A well-balanced volume, this book is an important contribution to the current historiography on the meaning and function of bodies and fluids in the medieval and early modern world. The volume also encourages further examination of other bodily fluids and fluid bodies, such as the transformation of bodies through water or the expressions of milk. A minor complaint is that all the illustrations are printed in black and white, which makes it almost impossible to discern references to colour in, for example, Hiller’s essay on Christ’s stigmatic rays to St.
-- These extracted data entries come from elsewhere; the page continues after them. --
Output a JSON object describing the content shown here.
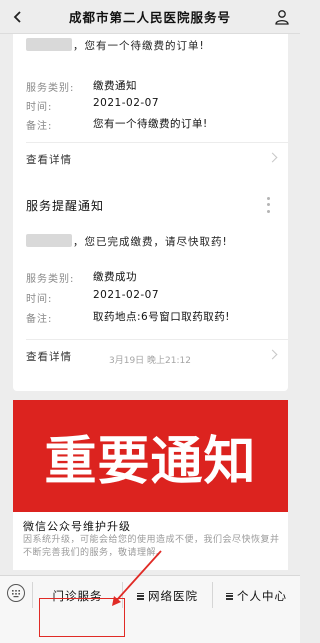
{
  "header": {
    "title": "成都市第二人民医院服务号",
    "back_icon": "chevron-left-icon",
    "profile_icon": "person-icon"
  },
  "cards": [
    {
      "title": "",
      "intro": "，您有一个待缴费的订单!",
      "fields": [
        {
          "label": "服务类别:",
          "value": "缴费通知"
        },
        {
          "label": "时间:",
          "value": "2021-02-07"
        },
        {
          "label": "备注:",
          "value": "您有一个待缴费的订单!"
        }
      ],
      "details_label": "查看详情"
    },
    {
      "title": "服务提醒通知",
      "intro": "，您已完成缴费，请尽快取药!",
      "fields": [
        {
          "label": "服务类别:",
          "value": "缴费成功"
        },
        {
          "label": "时间:",
          "value": "2021-02-07"
        },
        {
          "label": "备注:",
          "value": "取药地点:6号窗口取药取药!"
        }
      ],
      "details_label": "查看详情"
    }
  ],
  "timestamp": "3月19日 晚上21:12",
  "article": {
    "banner_text": "重要通知",
    "title": "微信公众号维护升级",
    "summary": "因系统升级，可能会给您的使用造成不便，我们会尽快恢复并不断完善我们的服务，敬请理解。"
  },
  "menu": {
    "keyboard_icon": "keyboard-icon",
    "items": [
      {
        "label": "门诊服务"
      },
      {
        "label": "网络医院"
      },
      {
        "label": "个人中心"
      }
    ]
  },
  "colors": {
    "banner_red": "#dc231f",
    "highlight_red": "#e02b26",
    "background": "#ededed"
  }
}
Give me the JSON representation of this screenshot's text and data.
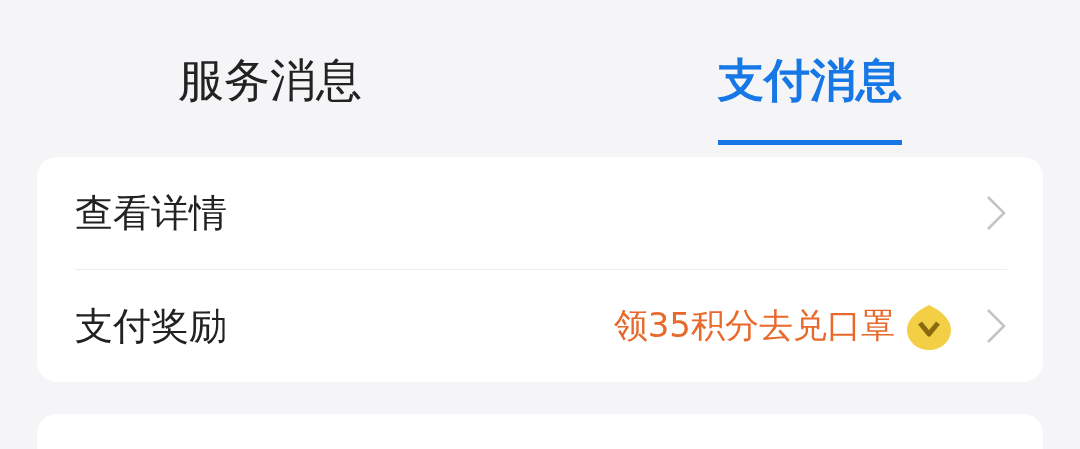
{
  "tabs": [
    {
      "label": "服务消息",
      "selected": false
    },
    {
      "label": "支付消息",
      "selected": true
    }
  ],
  "rows": [
    {
      "label": "查看详情"
    },
    {
      "label": "支付奖励",
      "value": "领35积分去兑口罩"
    }
  ]
}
Francis from golden to deep red (p. 147). Nevertheless, there is much of value here for scholars interested in the history of the body, its fluids, and their wider importance. The varied and thoughtful essays provide a vivid picture of premodern times and places that undeniably deserve further scholarly attention from cultural historians, literary scholars, and historians of religion.
Note:
1 It builds on the important works of Caroline Walker Bynum such as The Resurrection of the Body in Western Christianity, 200–1336, New York 1994; id., Metamorphosis and Identity, New York 2001; id., Wonderful Blood. Theology and Practice in Late Medieval Northern Germany and Beyond, Philadelphia 2007; id., Christian Materiality. An Essay on Religion in Late Medieval Europe, Princeton 2011.